«Il cambiamento è il processo con il quale il futuro invade le nostre vite», diceva il saggista statunitense Alvin Toffler. Lo sa bene la città di Savigliano, provincia di Cuneo, uno dei centri più importanti del Piemonte per la produzione e lo studio delle erbe officinali e aromatiche. Il cambiamento risale all’inizio del ’700, quando furono abbattute le mura cittadine. La demolizione favorì la creazione di orti e giardini nei terrapieni tra la prima e la seconda cinta muraria. Appezzamenti di varie dimensioni, molti di proprietà degli ordini religiosi.
Le coltivazioni
A metà secolo si contavano almeno nove comunità. Tre erano monasteri femminili: quello di Santa Caterina, quello di Santa Monica e quello di Santa Chiara. Quattro maschili: il monastero di San Pietro, il convento di San Domenico, quello di San Francesco (oggi sede del Museo Olmo con l’antica farmacia ospedaliera) e il convento Casa dei Filippini. Fuori città, invece, trovavano dimora gli agostiniani e i cappuccini. Dal chiostro di San Francesco cunicoli segreti portavano alle due giornate di terreno possedute dai francescani nella zona delle ex mura cittadine. Tinture, tisane, unguenti, ma anche bevande e liquori a scopi terapeutici e degustativi. Vasta la produzione delle comunità religiose: a quel tempo erano i monaci a offrire cure alla popolazione. «Le coltivazioni erano quelle tipiche della cultura occidentale soprattutto erbe aromatiche e officinali – spiega Rosalba Belmondo, direttrice del museo Olmo -. Avevano un concetto produttivo degli spazi verdi e hanno tramandato le conoscenze agricole e botaniche degli antichi Greci, Romani e Arabi».
«Quintessenza»
Il legame con il mondo delle erbe coltivate non appartiene solo al passato di Savigliano, ma è fortemente legato a presente e futuro. A maggio la città ospita una manifestazione dedicata al settore, «Quintessenza», giunta alla diciannovesima edizione. Nell’ex convento di Santa Monica è attivo da 15 anni il corso triennale «Tecniche Erboristiche» dell’Università di Torino con 120 iscrizioni l’anno. E a Palazzo Taffini d’Acceglio, l’anno scorso, è stato aperto un polo museale tecno sensoriale unico in Italia, il «Múses». L’edificio in cui sorge risale a metà Seicento e fu residenza della famiglia Taffini, militari di professione alla corte dei Savoia ai quali gradualmente fu affidato il governo della città.

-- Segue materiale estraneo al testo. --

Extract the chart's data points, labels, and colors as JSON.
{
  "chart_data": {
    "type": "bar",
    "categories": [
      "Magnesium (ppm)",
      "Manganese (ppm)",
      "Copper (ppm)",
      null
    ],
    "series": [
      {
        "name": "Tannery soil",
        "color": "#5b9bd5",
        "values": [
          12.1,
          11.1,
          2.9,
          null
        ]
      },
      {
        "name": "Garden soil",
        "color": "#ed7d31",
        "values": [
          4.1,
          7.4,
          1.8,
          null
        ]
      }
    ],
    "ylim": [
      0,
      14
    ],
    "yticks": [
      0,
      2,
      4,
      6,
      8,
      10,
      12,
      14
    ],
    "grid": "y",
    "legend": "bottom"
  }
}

Nelle dodici sale del Múses è offerto un viaggio trasnazionale tra essenze, profumi e arte contemporanea. Punto di forza è l’aula didattica. «Visitatori, esperti o semplici curiosi imparano da giovani laureati, chef e artieri di successo cosa si può creare con erbe officinali e aromatiche – spiega Umberto Pecchini, procuratore legale di Terre dei Savoia, associazione che ha creato il polo – l’obiettivo comune è valorizzare i consumi dei prodotti naturali, sapori e profumi del Mediterraneo e dell’Europa».